Bambang, salah satu perwakilan suporter, menjelaskan bahwa keputusan mengalihkan lokasi dari Stadion Gajayana diambil untuk menghindari potensi gesekan. Hal itu disebabkan adanya kegiatan lain dari rekan-rekan Aremania yang berlangsung di waktu bersamaan. “Jadi kita yang geser, menghindari hal-hal yang tidak diinginkan, kan begitu. Tapi semuanya berjalan dengan lancar,” terangnya.
Ia menambahkan, keputusan itu juga didorong oleh pertimbangan keamanan jelang laga panas di kandang. “Karena kita memikirkan keamanan Kota Malang, kondusifitasnya mendekati laga kandang Arema lawan Persebaya,” jelasnya.
Bambang menegaskan bahwa gerakan ini merupakan bagian dari perjuangan jangka panjang agar sepak bola bisa dinikmati tanpa kekerasan oleh generasi mendatang.
“Dengan adanya ini, kan kita memperjuangkan bukan untuk kita, tapi untuk kebaikan anak cucu kita di masa yang akan datang. Biar bisa bersepak bola dengan damai. Duduk satu tribun,” ujar Bambang.
Senada dengan itu, Tatang, Aremania asal Malang yang kini menetap di Surabaya, menegaskan bahwa aksi lintas rivalitas ini murni dilakukan untuk mempererat persaudaraan, tanpa ambisi pribadi. “Tujuan kita memang satu. Kita tidak mencari masalah, mencari saudara sebanyak-banyaknya. Saya tidak mencari tenar, tidak cari muka, yang saya pastikan itu satu Jatim Adem. Malang-Surabaya Salam Satu Jiwa Arema, Salam Satu Nyali Wani.
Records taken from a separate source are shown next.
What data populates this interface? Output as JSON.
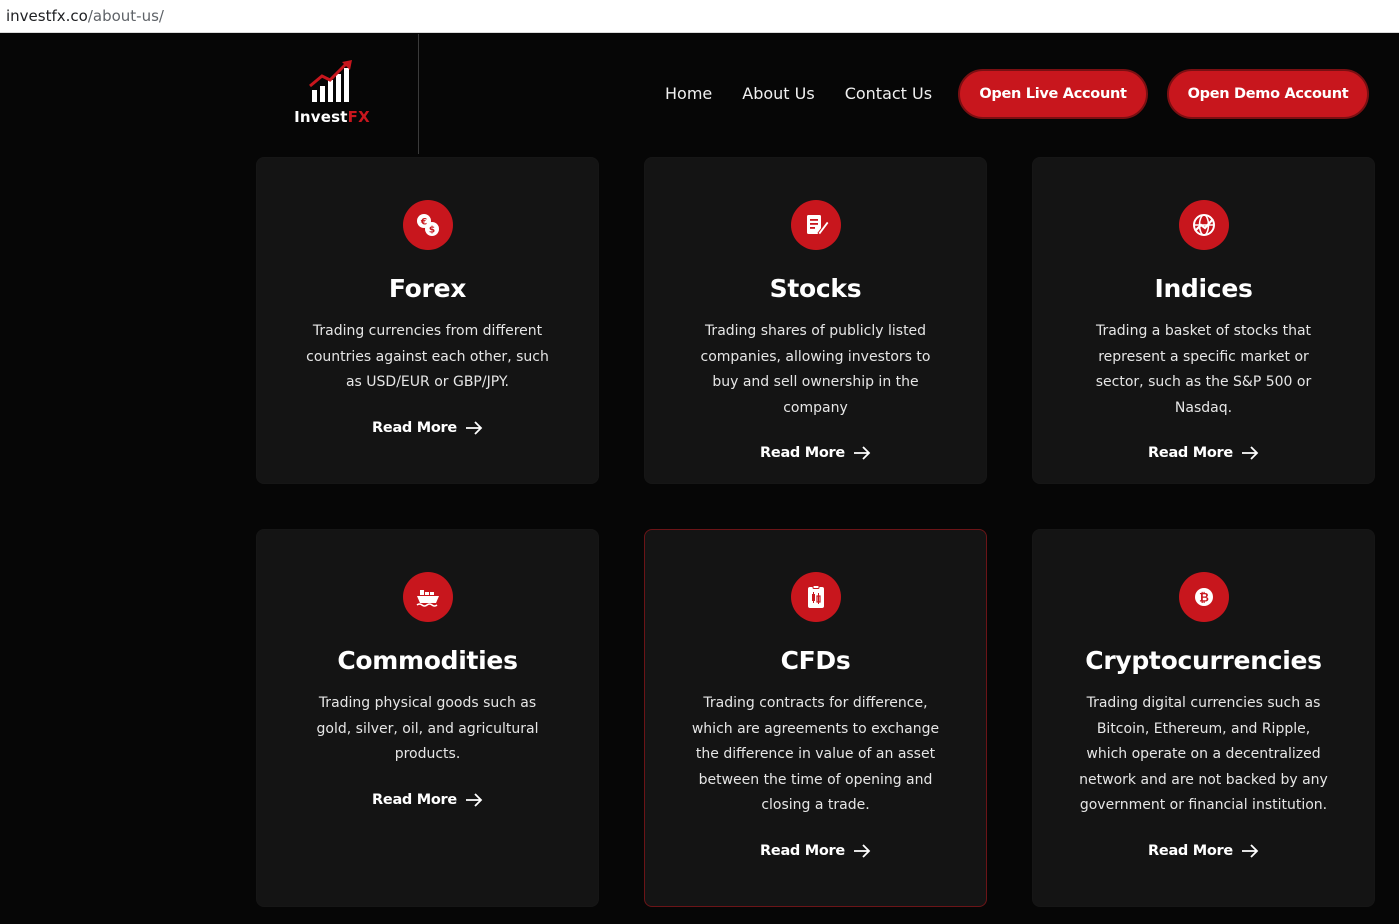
{
  "browser": {
    "url_host": "investfx.co",
    "url_path": "/about-us/"
  },
  "brand": {
    "name_part1": "Invest",
    "name_part2": "FX",
    "accent": "#c8161d"
  },
  "nav": {
    "items": [
      "Home",
      "About Us",
      "Contact Us"
    ]
  },
  "header_buttons": {
    "live": "Open Live Account",
    "demo": "Open Demo Account"
  },
  "cards": [
    {
      "title": "Forex",
      "icon": "currency-exchange-icon",
      "text": "Trading currencies from different countries against each other, such as USD/EUR or GBP/JPY.",
      "link": "Read More"
    },
    {
      "title": "Stocks",
      "icon": "document-pen-icon",
      "text": "Trading shares of publicly listed companies, allowing investors to buy and sell ownership in the company",
      "link": "Read More"
    },
    {
      "title": "Indices",
      "icon": "globe-chart-icon",
      "text": "Trading a basket of stocks that represent a specific market or sector, such as the S&P 500 or Nasdaq.",
      "link": "Read More"
    },
    {
      "title": "Commodities",
      "icon": "cargo-ship-icon",
      "text": "Trading physical goods such as gold, silver, oil, and agricultural products.",
      "link": "Read More"
    },
    {
      "title": "CFDs",
      "icon": "candlestick-clipboard-icon",
      "text": "Trading contracts for difference, which are agreements to exchange the difference in value of an asset between the time of opening and closing a trade.",
      "link": "Read More"
    },
    {
      "title": "Cryptocurrencies",
      "icon": "bitcoin-icon",
      "text": "Trading digital currencies such as Bitcoin, Ethereum, and Ripple, which operate on a decentralized network and are not backed by any government or financial institution.",
      "link": "Read More"
    }
  ]
}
Seduluran salawase.”
Menutup keterangannya, Bambang menyatakan bahwa pihaknya tetap berkomitmen mengawal keadilan bagi keluarga korban Tragedi Kanjuruhan, termasuk memantau proses persidangan di Surabaya. “Untuk masalah usut tuntas, insyaallah kita cuma bisanya mengawal. Mengawal keluarga korban dan doakan para korban. Itu saja. Insyaallah kita tetap di belakang mereka. Seperti lapor sidang di Surabaya.”